I'm not too sure about this, i have gone multiple days without showering, and well it does make your hair greasy. If hair stops producing the excess oil after that time, would it still leave your saturated with the built up oil?


----------



## ilphithra (Jun 22, 2010)

I put that thing to test once. I tried staying without washing my hair for a few days while I was on vacation. Even though I always have short hair, my hair had so much oil and crap caked in it that I could shape it without needing gel... not to mention it's icky to the touch and reeks to hell. 

Therefore, there's no way I buy into this and don't expect me to touch such filthy hair.

What comes next? Let's not wash because the body stops getting dirty after 2 weeks? Please... even animals wash constantly.


----------



## quadrivium (Nov 6, 2011)

From what I have read, it takes a few months to reap the benefits.


----------



## Tad Cooper (Apr 10, 2010)

My dad tried this (he had long hair) and said it worked, but he left his for months at a time. His hair was always soft and looked nice, but felt a bit strange (not the kind of texture you get when very clean, but not really greasy either). I'd be more concerned over the smell, as grease can cause a weird smell in hot weather.


----------



## castigat (Aug 26, 2012)

I could try this, and may. It sounds like it might be worth the trouble, but damn my immature mind for getting the wrong idea when you said 'after using no poo in my hair'. XD

"Why are you worried about You-Know-Who, when you should be more worried about U-NO-POO?"


----------



## Gray Skies (Dec 27, 2010)

Was not what I expected this thread to be about.

Do you rinse it out with water, just not using shampoo? Sounds a bit gross, actually.


----------



## Coyote (Jan 24, 2012)

nordlund63 said:


> A short way to say no shampoo. I'm wondering if anyone has had any success with this. I've heard that in about two weeks your hair stops producing excess oil that most people keep using shampoo to get rid off. The admittedly little research I've done into it seems to support this.
> 
> I'm going to try to get into it because I look best with ~1 inch hair, but it tends to fro up when I use shampoo. I want to try keeping it longer (compared to my usual crew cut). After a few days of no poo I've found that my hair doesn't look oily and stays down like I want it too. All I need to do is comb it a little.
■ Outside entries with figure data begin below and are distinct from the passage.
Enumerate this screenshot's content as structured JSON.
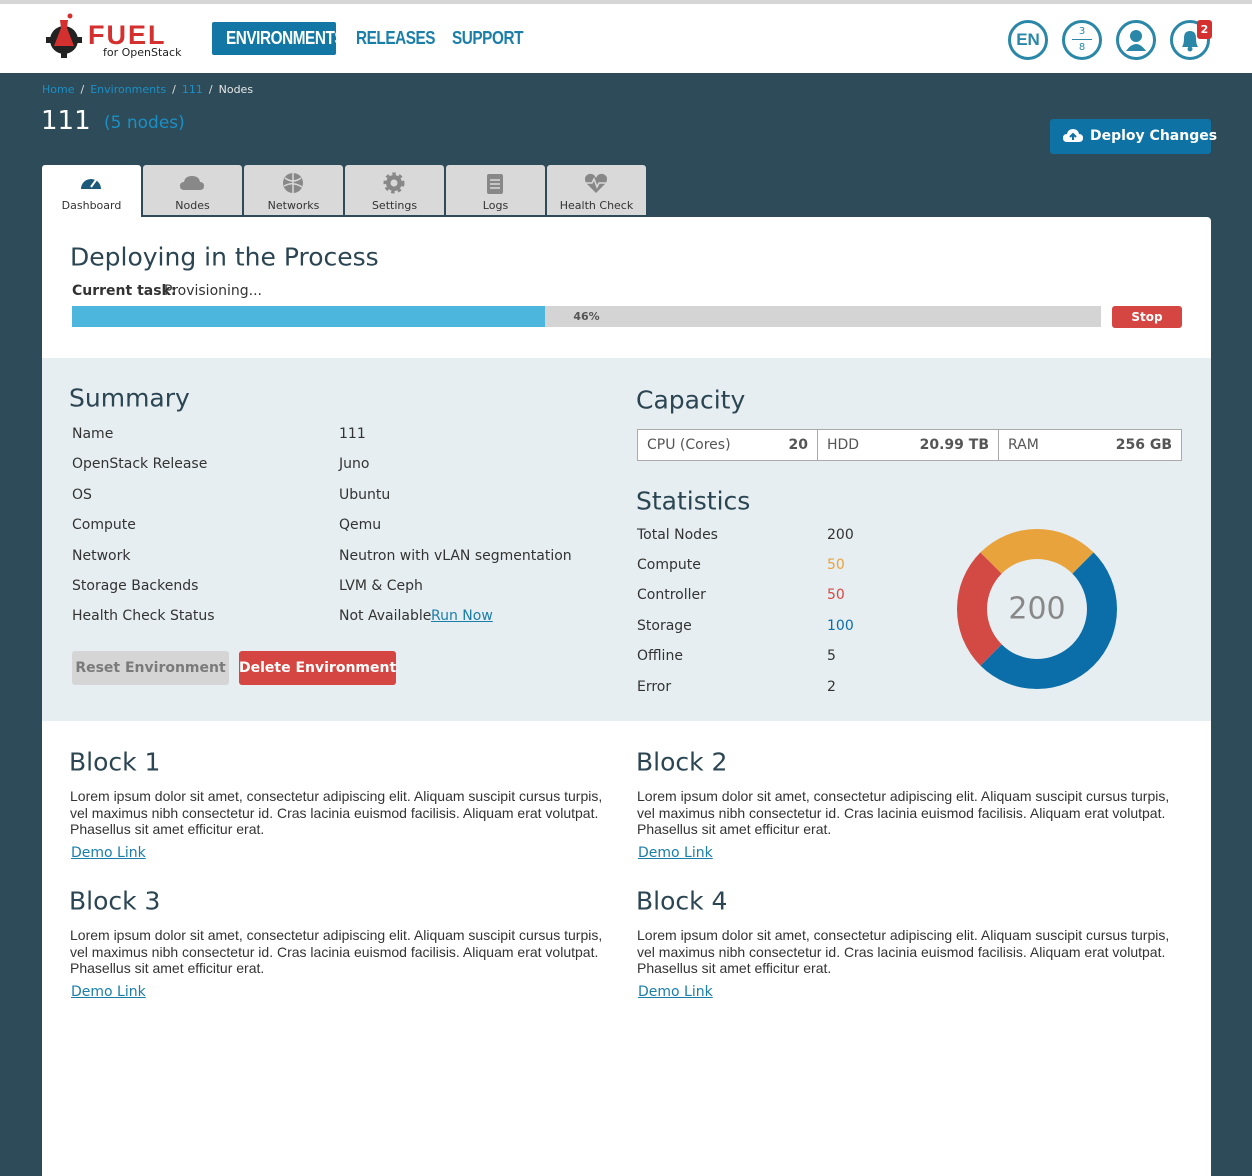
{
  "header": {
    "logo_title": "FUEL",
    "logo_subtitle": "for OpenStack",
    "nav": [
      "ENVIRONMENTS",
      "RELEASES",
      "SUPPORT"
    ],
    "language": "EN",
    "tasks": {
      "running": 3,
      "total": 8
    },
    "notifications": 2
  },
  "breadcrumbs": [
    "Home",
    "Environments",
    "111",
    "Nodes"
  ],
  "environment": {
    "name": "111",
    "nodes": "(5 nodes)",
    "deploy_button": "Deploy Changes"
  },
  "tabs": [
    "Dashboard",
    "Nodes",
    "Networks",
    "Settings",
    "Logs",
    "Health Check"
  ],
  "deployment": {
    "title": "Deploying in the Process",
    "task_label": "Current task:",
    "task": "Provisioning...",
    "progress": {
      "value": 46,
      "label": "46%"
    },
    "stop": "Stop"
  },
  "summary": {
    "title": "Summary",
    "rows": [
      [
        "Name",
        "111"
      ],
      [
        "OpenStack Release",
        "Juno"
      ],
      [
        "OS",
        "Ubuntu"
      ],
      [
        "Compute",
        "Qemu"
      ],
      [
        "Network",
        "Neutron with vLAN segmentation"
      ],
      [
        "Storage Backends",
        "LVM & Ceph"
      ],
      [
        "Health Check Status",
        "Not Available"
      ]
    ],
    "run_now": "Run Now",
    "reset": "Reset Environment",
    "delete": "Delete Environment"
  },
  "capacity": {
    "title": "Capacity",
    "items": [
      [
        "CPU (Cores)",
        "20"
      ],
      [
        "HDD",
        "20.99 TB"
      ],
      [
        "RAM",
        "256 GB"
      ]
    ]
  },
  "statistics": {
    "title": "Statistics",
    "total": {
      "label": "Total Nodes",
      "value": 200
    },
    "rows": [
      {
        "label": "Compute",
        "value": 50,
        "color": "#e8a33d"
      },
      {
        "label": "Controller",
        "value": 50,
        "color": "#d34a44"
      },
      {
        "label": "Storage",
        "value": 100,
        "color": "#0b6ea9"
      },
      {
        "label": "Offline",
        "value": 5
      },
      {
        "label": "Error",
        "value": 2
      }
    ]
  },
  "blocks": [
    {
      "title": "Block 1",
      "text": "Lorem ipsum dolor sit amet, consectetur adipiscing elit. Aliquam suscipit cursus turpis, vel maximus nibh consectetur id. Cras lacinia euismod facilisis. Aliquam erat volutpat. Phasellus sit amet efficitur erat.",
      "link": "Demo Link"
    },
    {
      "title": "Block 2",
      "text": "Lorem ipsum dolor sit amet, consectetur adipiscing elit. Aliquam suscipit cursus turpis, vel maximus nibh consectetur id. Cras lacinia euismod facilisis. Aliquam erat volutpat. Phasellus sit amet efficitur erat.",
      "link": "Demo Link"
    },
    {
      "title": "Block 3",
      "text": "Lorem ipsum dolor sit amet, consectetur adipiscing elit. Aliquam suscipit cursus turpis, vel maximus nibh consectetur id. Cras lacinia euismod facilisis. Aliquam erat volutpat. Phasellus sit amet efficitur erat.",
      "link": "Demo Link"
    },
    {
      "title": "Block 4",
      "text": "Lorem ipsum dolor sit amet, consectetur adipiscing elit. Aliquam suscipit cursus turpis, vel maximus nibh consectetur id. Cras lacinia euismod facilisis. Aliquam erat volutpat. Phasellus sit amet efficitur erat.",
      "link": "Demo Link"
    }
  ]
}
I've done it. ... It works well if you don't use many products, which I assume that you don't. Then you can basically just loosen the dirt by rubbing your scalp under the shower stream, and rinse well.


----------



## Snakecharmer (Oct 26, 2010)

Every time I see this thread's title, I want to come in here and talk about the benefits of flax seed and coconut oil, and eating more fibrous veggies.

Oops.

Regarding no-shampoo...no thanks. I love the feel of freshly washed hair and a clean scalp.


----------



## R22 (Aug 16, 2009)

nordlund63 said:


> A short way to say no shampoo. I'm wondering if anyone has had any success with this. I've heard that in about two weeks your hair stops producing excess oil that most people keep using shampoo to get rid off. The admittedly little research I've done into it seems to support this.
> 
> I'm going to try to get into it because I look best with ~1 inch hair, but it tends to fro up when I use shampoo. I want to try keeping it longer (compared to my usual crew cut). After a few days of no poo I've found that my hair doesn't look oily and stays down like I want it too. All I need to do is comb it a little.


Have you visited this site?:
The Long Hair Community

There are all kinds of threads on this (especially in the 'mane' forum). "water only", "baking soda/ vinegar rinses", "CO- washing (conditioner only)"

Personally, I prefer shampoo & conditioner (I do think the oils on your scalp can go rancid if not washed, at the very least, every now & again), but lots of people seem to love the above methods.


----------



## dagnytaggart (Jun 6, 2010)

Yes, the catch is finding a two month time period where it's OK to look (and smell?) like a hobo.


----------